September saw the anticipated return of The Warehouse Project, an annual 12 week run of club events across Manchester featuring some of the best talent that electronic music has to offer. Yet, once again, only a rough 10% of the lineup are women, and in all honesty, this statistic comes at no surprise. As Forbes’ list of the world’s highest paid DJs for 2017 shows - a register that predictably failed to feature a single female artist - women are yet to be taken as seriously as men are when it comes to electronic music.
There are, in all fairness, an increasing amount of women who have successful careers in the industry; Annie Mac headlined two of the WHP nights, hosts her own show on BBC Radio 1, and even has a dish named after her at popular festival food truck, Anna Mae’s Mac and Cheese. Another obvious headliner is of course Nina Kraviz, the Russian DJ who has dazzled the industry for almost 10 years. But why then, in 2017, are these women not championed the same way that men are?
Perhaps, as Dutch DJ and Producer Fedde Le Gand suggested when asked by Thump why more women didn’t make DJ Mag’s Top 100 list in 2015, it’s because “they spent too much time in Sephora and too little time on producing". True? Definitely not. But Le Gand’s statement does raise a central problem: the issue with women and electronic music runs directly parallel to society’s negative perception of women in general. In other words, the fact that women are either sexualised or disregarded by the industry is no news at all; it's the same old story of workplace discrimination in a different setting.
Perhaps that sounds obvious, or perhaps it just sounds dramatic, but every time your mate posts a status asking for “hot girls who want to learn how to mix” for a night he’s putting on, or it’s suggested that women have no interest in learning how to produce or make music, the barrier of prejudice that female artists have to fight to clear in order to make a name for themselves is being perpetuated. And in an industry that is already dominated by men, women need no more discouragement when it comes to getting behind the decks.
Proving that women certainly don’t spend too much time in Sephora, below are our top picks of all the women championing this year’s Warehouse Project lineup.
The Black Madonna
“Dance music needs riot grrrls. Dance music needs Patti Smith. It needs DJ Sprinkles,” says Marea Stamper, aka The Black Madonna. With sets that spin from disco to techno, Stamper is not only a fiercely respected DJ, but most importantly, a woman who is slowly chipping away at the industry’s problem with inequality.
Since hitting the scene in 2012, Jayda G’s uplifting sets have quickly developed a dedicated following of partygoers, and deservedly so. Leaving the pretentiousness that is often associated with her genre at the door, Jayda G instead favours soulful tracks by the likes of Donna Summer and Toni Smith.
Hailing from South Korea, Peggy Gou is the first female DJ to play outside of her country, a feat that has captured the interest of some of the industry’s biggest names.

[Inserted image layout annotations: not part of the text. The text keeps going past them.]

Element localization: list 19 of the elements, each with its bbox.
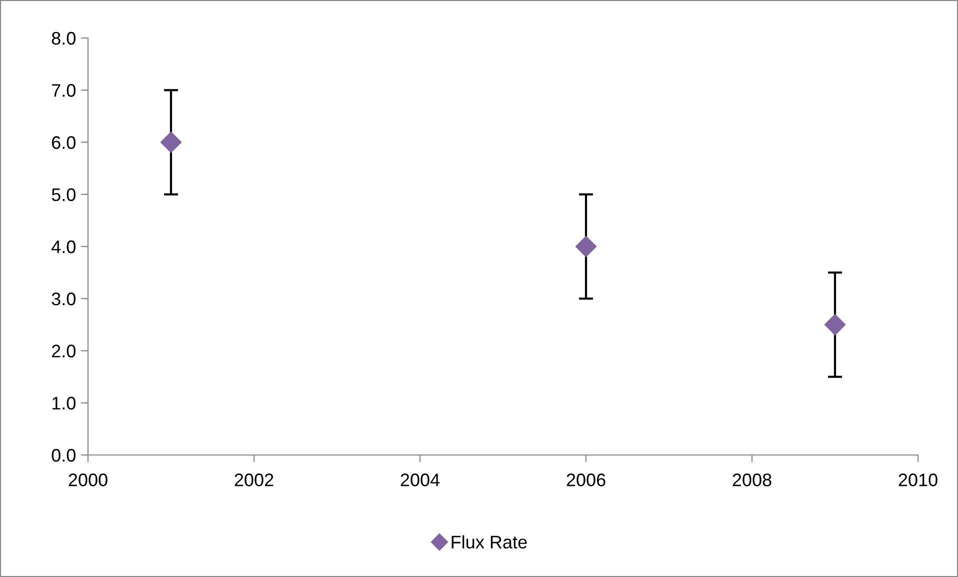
- x-tick-label: 2010: [898, 474, 938, 486]
- point: [575, 236, 597, 258]
- y-tick-label: 5.0: [52, 188, 76, 202]
- legend-label: Flux Rate: [452, 535, 527, 549]
- y-tick-label: 1.0: [52, 396, 76, 410]
- y-tick-label: 0.0: [52, 448, 76, 462]
- point: [824, 314, 846, 336]
- y-tick-label: 8.0: [52, 32, 76, 45]
- y-tick-label: 7.0: [52, 84, 76, 97]
- y-tick-label: 3.0: [52, 292, 76, 306]
- point: [160, 132, 182, 153]
- x-tick-label: 2004: [400, 474, 440, 486]
- x-tick-label: 2008: [732, 474, 772, 486]
- y-tick-label: 6.0: [52, 136, 76, 149]
- y-tick-label: 4.0: [52, 240, 76, 254]
- y-tick-label: 2.0: [52, 344, 76, 358]
- x-tick-label: 2006: [566, 474, 606, 486]
- x-tick-label: 2002: [234, 474, 274, 486]
- x-tick-label: 2000: [68, 474, 108, 486]
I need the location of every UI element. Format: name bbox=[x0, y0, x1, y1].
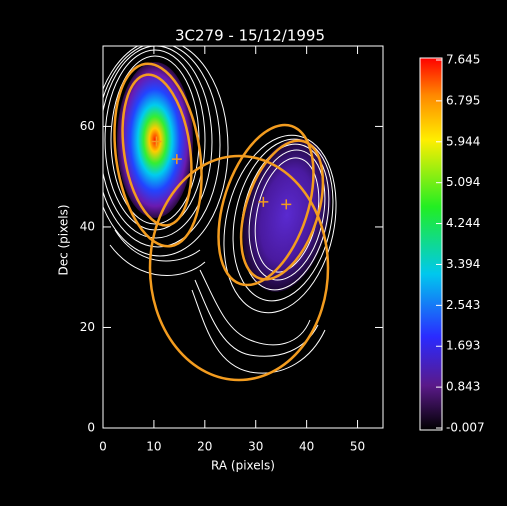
colorbar-tick-label: 0.843 bbox=[446, 380, 480, 394]
chart: 3C279 - 15/12/1995 RA (pixels) Dec (pixe… bbox=[0, 0, 507, 506]
x-axis-label: RA (pixels) bbox=[211, 459, 275, 473]
x-tick-label: 0 bbox=[99, 440, 107, 454]
colorbar-tick-label: 3.394 bbox=[446, 257, 480, 271]
colorbar bbox=[420, 58, 442, 430]
colorbar-tick-label: 5.944 bbox=[446, 134, 480, 148]
bright-component bbox=[117, 62, 193, 218]
x-tick-label: 10 bbox=[146, 440, 161, 454]
colorbar-tick-label: 5.094 bbox=[446, 175, 480, 189]
colorbar-tick-label: -0.007 bbox=[446, 421, 485, 435]
colorbar-tick-label: 6.795 bbox=[446, 93, 480, 107]
y-tick-label: 0 bbox=[87, 421, 95, 435]
colorbar-tick-label: 2.543 bbox=[446, 298, 480, 312]
colorbar-tick-label: 1.693 bbox=[446, 339, 480, 353]
y-axis-label: Dec (pixels) bbox=[57, 204, 71, 275]
x-tick-label: 50 bbox=[350, 440, 365, 454]
y-tick-label: 40 bbox=[80, 219, 95, 233]
y-tick-label: 20 bbox=[80, 320, 95, 334]
x-tick-label: 20 bbox=[197, 440, 212, 454]
colorbar-tick-label: 7.645 bbox=[446, 53, 480, 67]
x-tick-label: 40 bbox=[299, 440, 314, 454]
colorbar-tick-label: 4.244 bbox=[446, 216, 480, 230]
x-tick-label: 30 bbox=[248, 440, 263, 454]
y-tick-label: 60 bbox=[80, 119, 95, 133]
chart-title: 3C279 - 15/12/1995 bbox=[175, 27, 325, 45]
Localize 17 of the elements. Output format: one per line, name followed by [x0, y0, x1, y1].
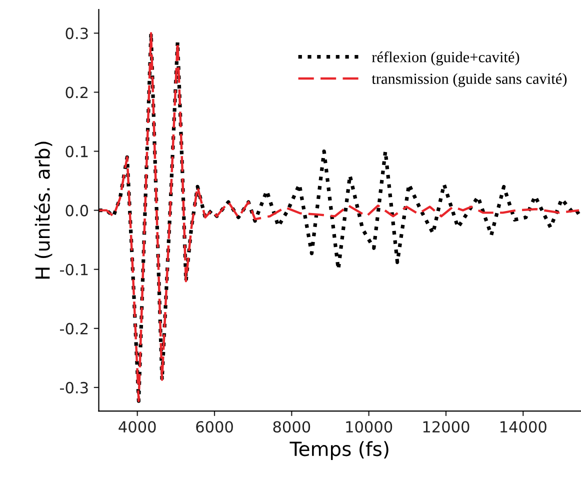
x-tick-label: 14000 — [500, 421, 546, 433]
y-tick-label: -0.1 — [60, 264, 88, 276]
legend-label: réflexion (guide+cavité) — [372, 51, 520, 66]
x-tick-label: 6000 — [196, 421, 233, 433]
x-tick-label: 10000 — [346, 421, 392, 433]
y-tick-label: 0.0 — [66, 204, 88, 216]
y-tick-label: 0.2 — [66, 86, 88, 98]
y-tick-label: -0.3 — [60, 382, 88, 394]
x-tick-label: 4000 — [118, 421, 156, 433]
legend-label: transmission (guide sans cavité) — [372, 73, 567, 88]
y-tick-label: -0.2 — [60, 322, 88, 334]
x-axis-title: Temps (fs) — [290, 441, 388, 460]
x-tick-label: 12000 — [423, 421, 470, 433]
y-tick-label: 0.3 — [66, 28, 88, 40]
y-tick-label: 0.1 — [66, 146, 88, 158]
y-axis-title: H (unités. arb) — [34, 142, 52, 279]
x-tick-label: 8000 — [273, 421, 310, 433]
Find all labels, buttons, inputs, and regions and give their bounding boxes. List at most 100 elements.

Combining a background of beats with electric soul inspired by her stint working as a backing singer for Nao, Bonzai has been working alongside fellow DJ and producer Mura Masa, and is quickly on her way to becoming one of the UK’s biggest breakthrough talents.
You might recognise her from the Boiler Room video that features the manic guy dancing in white cat eye sunglasses, but OR:LA certainly deserves more praise than that. She’s a resident at this year's Warehouse Project, but up until now the DJ has kept a pretty secretive profile that stems from her nomadic club night, Meine Nacht.